You Snooze, You Loose? Not So !

When looking to make a real “go” of a world age -group championships title, my first step was to take more time off work- and do more training. Redundancy offered me an easy choice at the beginning of 2009 and suddenly all of my time became my own. Able to train like a Pro, I got stuck right in and increased all of my training targets by 50-60%. Enjoying the New Zealand summertime, I became pretty fit in the first couple of months of the year. However the months that followed were pretty tough for me, with disappointing race results, periods of illness and I was effected by depression for the first time in my life. I realised that I was not handling this opportunity right, and sought the help of a coach. Scott spent the remainder of 2009 trying to keep me fit enough for the races that I’d entered, whilst simultaneously gradually digging me out of the hole i’d gotten myself into. The early programmes that he sent me were full of notes like – ‘take a nap’ ‘ have a big carb drink and nap’, ‘stretch, read some, take a nap’. Scott Molina is a legend in our sport – a champion across all aspects of triathlon, not just a hawaii winner – and is known for his hard-training high-volume approach from which his Epic Camps bloomed. However, something that he has greatest expertise in is napping. Any one who knows him will tell you- the guy could sleep on a washing line, and anytime he gets a spare quiet 10 minutes, he’ll close his eyes and snooze! I’ve heard him say that he still thinks he’s catching up on sleep from the days when he was racing every weekend around the globe to earn his living.

So, with his guidance, what I’ve learned over the last year is that the difference between living like a pro, and an age grouper is NOT the amount of training that I can do, but the amount of recovery I can allow myself. Few of the professional triathletes that I have talked to and trained with put in more than 30 hours/week, for most of the time. Everyone is different, of course  there will be some that do more than that regularly, and most will have a few big blocks of high load in their season – but from what I’ve seen is that 30hrs is actually higher than average. That’s only 3 or 4 sessions/week more than your keen age grouper.  But a typical Pro will ensure 8 hours of sleep each night PLUS an afternoon nap on multiple session days.

During sleep our bodies undertake repairs – both physical and mental. Hormones are released into the blood to heal muscular and cell damage whilst the brain is busy consolidating neural pathways during sleep. Therefor, any information or motor-skills learned prior to a nap have a far better chance of becoming engrained in our subconscious if we sleep after the practice, according to studies by neuroscientists. A quick power-nap also enhances our mental focus for the other tasks that we have to do in the day – thus we can be more effective at work and get out the door a little earlier to train!
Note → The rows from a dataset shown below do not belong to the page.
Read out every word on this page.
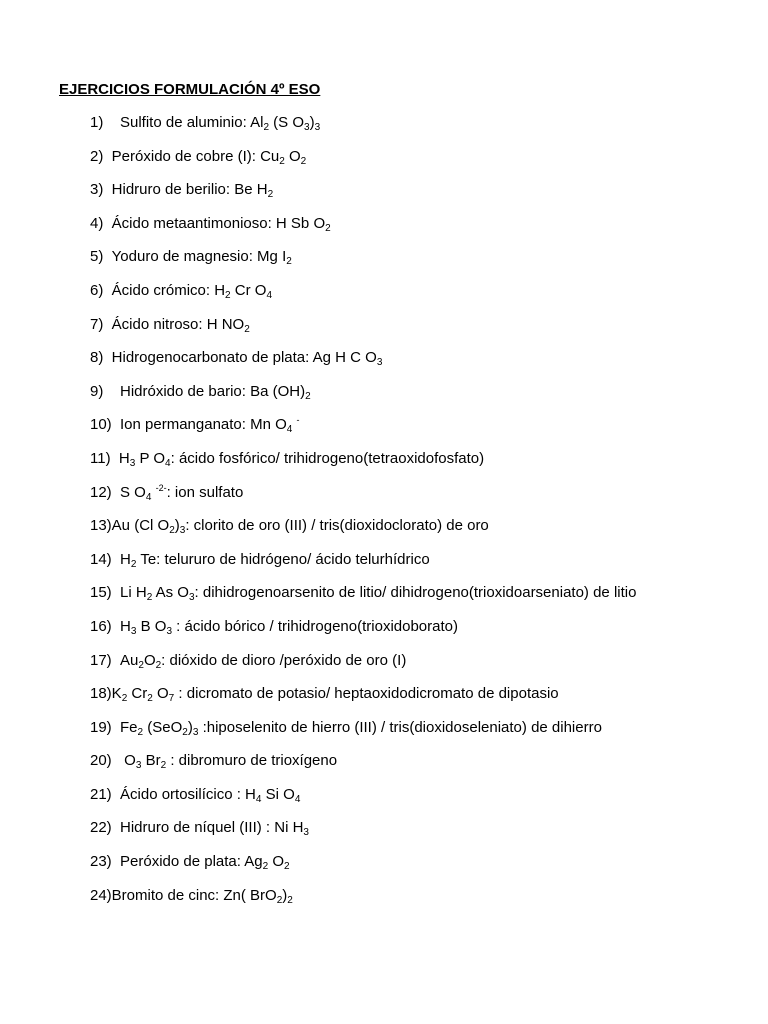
EJERCICIOS FORMULACIÓN 4º ESO
1)    Sulfito de aluminio: $Al_2$ (S $O_3)_3$
2)  Peróxido de cobre (I): $Cu_2$ $O_2$
3)  Hidruro de berilio: Be $H_2$
4)  Ácido metaantimonioso: H Sb $O_2$
5)  Yoduro de magnesio: Mg $I_2$
6)  Ácido crómico: $H_2$ Cr $O_4$
7)  Ácido nitroso: H $NO_2$
8)  Hidrogenocarbonato de plata: Ag H C $O_3$
9)    Hidróxido de bario: Ba $(OH)_2$
10)  Ion permanganato: Mn $O_4$ -
11)  $H_3$ P $O_4$: ácido fosfórico/ trihidrogeno(tetraoxidofosfato)
12)  S $O_4$ $^{-2-}$: ion sulfato
13)Au (Cl $O_2)_3$: clorito de oro (III) / tris(dioxidoclorato) de oro
14)  $H_2$ Te: telururo de hidrógeno/ ácido telurhídrico
15)  Li $H_2$ As $O_3$: dihidrogenoarsenito de litio/ dihidrogeno(trioxidoarseniato) de litio
16)  $H_3$ B $O_3$ : ácido bórico / trihidrogeno(trioxidoborato)
17)  $Au_2O_2$: dióxido de dioro /peróxido de oro (I)
$18)K_2$ $Cr_2$ $O_7$ : dicromato de potasio/ heptaoxidodicromato de dipotasio
19)  $Fe_2$ $(SeO_2)_3$ :hiposelenito de hierro (III) / tris(dioxidoseleniato) de dihierro
20)   $O_3$ $Br_2$ : dibromuro de trioxígeno
21)  Ácido ortosilícico : $H_4$ Si $O_4$
22)  Hidruro de níquel (III) : Ni $H_3$
23)  Peróxido de plata: $Ag_2$ $O_2$
24)Bromito de cinc: Zn( $BrO_2)_2$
This is all very well for those with time to get their head down during the day –  but as a working age-grouper with so much to fit into  the day, there’s little hope for sleep. Even if you did have time, you’d probably find it hard to “switch of” sufficiently to nod off, right? Most people would find it very hard too- however, napping is a skill that can be developed. I should know – have always found it very hard to sleep unless i’m in exactly the right environment with no distractions whatever, and nothing playing on my mind. I find that for a 40-50 minute sleep, I need to allow about 90 minutes of relaxation time, because it  takes me a long time to ‘wind down’ – it’s against my nature to do “nothing” and i’m pretty a poor sleeper at the best of times. But i’m improving – the first step for me was to plan my nap times into the day, usually based around when i know that no one will be home. Next, I had to learn to clear my mind – or distract myself from the thoughts relating to tasks and concerns for the day. Music is very distracting but the radio, podcast or audio book helps me because I find voices very relaxing once i stop listening to the words and just let my focus drift to the rhythm and sound of the language. i’ll happily fall asleep listening to kids playing in the street or even a domestic argument next door.  20-40 minutes of sleep is sufficient – an hour is generally too long an we wake feeling groggy and less alert than before as well as at risk of disturbing night-time sleep. Once I took sleeping pills during the day, which i wouldn’t recommend at all, since their effects last longer than you’re likely to want to nap for! I was impressed when staying with my sister to see her making  the most of a 30 minute slot between getting home from work, eating and having to leave the house to make an evening swim squad with a 20 minute power nap – totally efficiently she’s out cold within seconds.

Consider the benefit of cramming an additional half hearted run, an hour of Big Brother or trawling Facebook for discussions about what your friends ate for breakfast compared to a refreshing sleep, and you may find yourself choosing to sneak off to a quiet and comfortable place to get to work on maximizing your advantage over you competition!